Oh tuhan. Wajah itu kembali. Seringai yang amat kukenal. Tentunya lesung pipi yang tak asing itu.

“Jingga!” pekikku. Sontak kurengkuh tubuhnya. Makin kueratkan untuk meyakini ini nyata. Dan ya dia nyata. Dia balas pelukanku.

“Maafkan aku... Linden.” Ucapannya yang kali ini berhasil membuat lenganku melepasnya. Mungkin dia sesak. Sampai memanggilku linden supaya aku melepasnya. Ah.

“Aku Senja, bukan Linden.” Komentarku dengan wajah jutek.

“kurasa kau akan punya nama baru. Bukan senja lagi. Bagaimana?” dia menggoda.

“Tidak mau. Aku senang nama Senja...” kalimatku terhenti. Menatapnya lama.

“Dan aku menyukaimu, jingga.” Lanjutku melengkapi. Kini aku tersenyum.

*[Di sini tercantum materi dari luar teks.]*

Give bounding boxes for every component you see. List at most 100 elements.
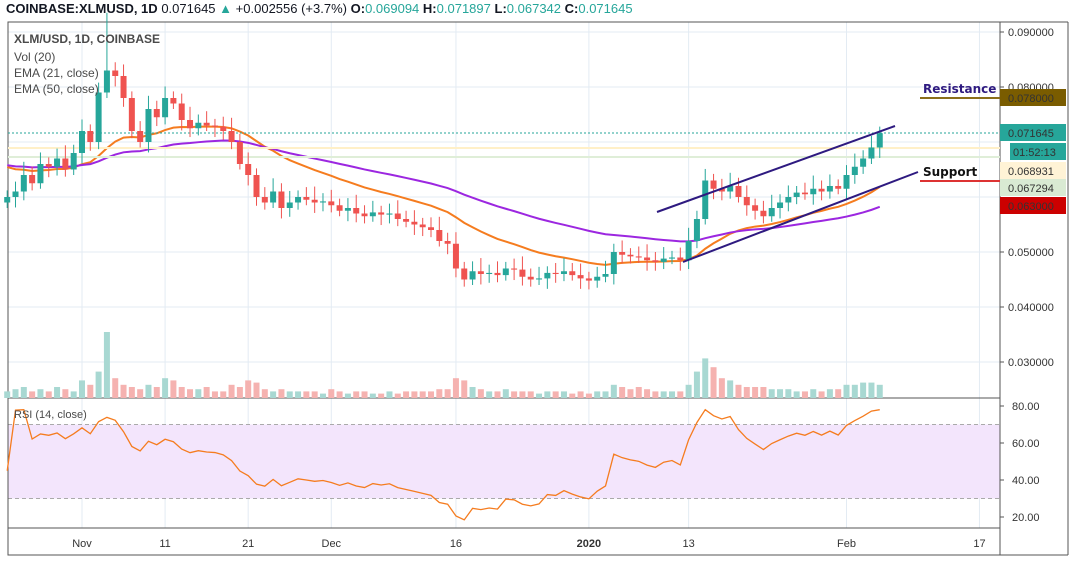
support-price-label: 0.063000 — [1008, 201, 1054, 213]
legend-volume[interactable]: Vol (20) — [14, 50, 56, 64]
candle — [95, 92, 102, 142]
volume-bar — [685, 384, 692, 398]
candle — [843, 175, 850, 189]
candle — [702, 180, 709, 219]
ema21-price-label-box — [1000, 162, 1066, 179]
volume-bar — [295, 391, 302, 398]
volume-bar — [868, 382, 875, 398]
last-price-label-box — [1000, 124, 1066, 141]
candle — [511, 268, 518, 270]
last-price: 0.071645 — [161, 1, 216, 16]
candle — [818, 188, 825, 192]
volume-bar — [20, 387, 27, 398]
high-label: H: — [422, 1, 437, 16]
volume-bar — [735, 384, 742, 398]
volume-bar — [536, 393, 543, 398]
volume-bar — [627, 389, 634, 398]
volume-bar — [278, 389, 285, 398]
candle — [411, 221, 418, 225]
candle — [594, 276, 601, 281]
volume-bar — [594, 391, 601, 398]
candle — [519, 269, 526, 277]
candle — [801, 192, 808, 195]
candle — [627, 254, 634, 257]
ema50-price-label-box — [1000, 179, 1066, 196]
candle — [685, 241, 692, 261]
rsi-tick-label: 20.00 — [1012, 512, 1040, 524]
volume-bar — [162, 378, 169, 398]
candle — [403, 219, 410, 222]
volume-bar — [527, 391, 534, 398]
candle — [361, 213, 368, 217]
volume-bar — [585, 393, 592, 398]
volume-bar — [245, 380, 252, 398]
volume-bar — [502, 389, 509, 398]
volume-bar — [328, 389, 335, 398]
time-tick-label: 21 — [242, 538, 254, 550]
volume-bar — [544, 391, 551, 398]
candle — [752, 205, 759, 211]
volume-bar — [835, 389, 842, 398]
volume-bar — [519, 391, 526, 398]
volume-bar — [403, 391, 410, 398]
rsi-line — [6, 408, 880, 521]
candle — [344, 208, 351, 211]
price-tick-label: 0.040000 — [1008, 302, 1054, 314]
volume-bar — [120, 384, 127, 398]
candle — [211, 125, 218, 127]
volume-bar — [37, 389, 44, 398]
legend-ema50[interactable]: EMA (50, close) — [14, 82, 99, 96]
volume-bar — [311, 391, 318, 398]
resistance-price-label: 0.078000 — [1008, 93, 1054, 105]
candle — [4, 197, 11, 203]
candle — [835, 186, 842, 189]
volume-bar — [452, 378, 459, 398]
candle — [170, 98, 177, 104]
rsi-band — [8, 424, 1000, 499]
volume-bar — [486, 391, 493, 398]
volume-bar — [718, 378, 725, 398]
candle — [261, 197, 268, 203]
candle — [469, 271, 476, 280]
volume-bar — [369, 393, 376, 398]
volume-bar — [444, 389, 451, 398]
volume-bar — [610, 384, 617, 398]
support-price-label-box — [1000, 197, 1066, 214]
candle — [245, 164, 252, 175]
candle — [220, 126, 227, 131]
candle — [178, 103, 185, 120]
candle — [536, 278, 543, 280]
candle — [37, 164, 44, 184]
open-label: O: — [350, 1, 366, 16]
volume-bar — [95, 371, 102, 398]
volume-bar — [253, 382, 260, 398]
volume-bar — [153, 387, 160, 398]
candle — [87, 131, 94, 142]
candle — [203, 122, 210, 126]
candle — [743, 197, 750, 206]
volume-bar — [4, 391, 11, 398]
volume-bar — [45, 391, 52, 398]
candle — [569, 271, 576, 276]
legend-ema21[interactable]: EMA (21, close) — [14, 66, 99, 80]
candle — [619, 252, 626, 255]
candle — [660, 258, 667, 262]
candle — [311, 199, 318, 203]
ema50-price-label: 0.067294 — [1008, 183, 1054, 195]
up-arrow-icon: ▲ — [219, 1, 233, 16]
legend-rsi[interactable]: RSI (14, close) — [14, 409, 87, 421]
candle — [876, 133, 883, 148]
candle — [236, 142, 243, 164]
candle — [552, 272, 559, 274]
volume-bar — [112, 378, 119, 398]
symbol: COINBASE:XLMUSD, 1D — [6, 1, 158, 16]
volume-bar — [743, 387, 750, 398]
volume-bar — [644, 389, 651, 398]
volume-bar — [394, 393, 401, 398]
candle — [228, 131, 235, 142]
time-tick-label: 11 — [159, 538, 170, 550]
volume-bar — [635, 387, 642, 398]
candle — [735, 186, 742, 197]
candle — [128, 98, 135, 131]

“Tapi aku tidak menyukai Senja.” Dia membuatku kaget. Apa apaan pernyatannya barusan. Dia kembali menggodaku. Kutinju perutnya. Dia merintih.

“Aaaw! Hahaha aku bercanda. Bagaimana mungkin aku tidak menyukaimu, senja.” Perkataan yang membuatku lega.

Entah apa semua ini. Yang jelas sekarang aku senang dia nyata dan kembali. Itu berarti kami akan pergi ketempat ini setiap sore seperti dulu. Membuat siluet lagi. Bersuka ria lagi. Kami bersejajar, menoleh dan menatap. Kemudian tersenyum. Senyum berlesung yang kurindu kembali lagi.

Sebelum pergi kami menatap cahaya jingga pada senja yang hampir lenyap. Menatapnya lamat-lamat. Kami buat janji pada jingga senja. Janji ini rahasia, kami umpat dalam diam.

Kali ini aku akan berhati-hati. Agar dia tidak lenyap lagi. Janji Senja.
Aku akan terus bersamanya. Terus berseringai, mengobati lukanya. Janji Jingga.

Kami saling menggenggam.

Cahaya jingga itu keceriaan kami. Senja itu cara kami menciptakan kesenangan.

Jingga milik senja. Aku milik jingga.